Volume 167, Issue 4, November 2004, Pages 661-72.

The published version is available at DOI: 10.1083/jcb.200406038. Copyright © Rockefeller Press.


Mitochondria are dynamic organelles in cells. The control of mitochondrial motility by signaling mechanisms and the significance of rapid changes in motility remains elusive. In cardiac myoblasts, mitochondria were observed close to the microtubular array and displayed both short- and long-range movements along microtubules. By clamping cytoplasmic [Ca2+] ([Ca2+]c) at various levels, mitochondrial motility was found to be regulated by Ca2+ in the physiological range. Maximal movement was obtained at resting [Ca2+]c with complete arrest at 1-2 microM. Movement was fully recovered by returning to resting [Ca2+]c, and inhibition could be repeated with no apparent desensitization.

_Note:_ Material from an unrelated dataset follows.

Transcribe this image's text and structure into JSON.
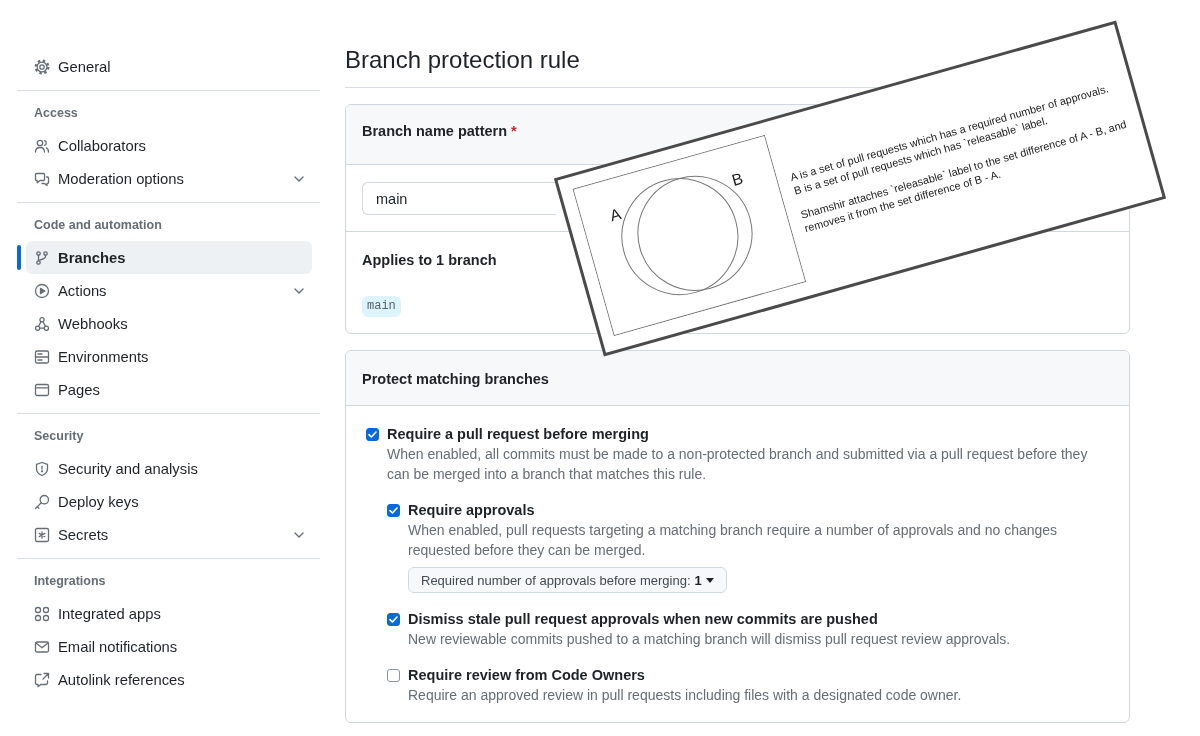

The inositol 1,4,5-trisphosphate- or ryanodine receptor-mediated [Ca2+]c signal also induced a decrease in mitochondrial motility. This decrease followed the spatial and temporal pattern of the [Ca2+]c signal. Diminished mitochondrial motility in the region of the [Ca2+]c rise promotes recruitment of mitochondria to enhance local Ca2+ buffering and energy supply. This mechanism may provide a novel homeostatic circuit in calcium signaling.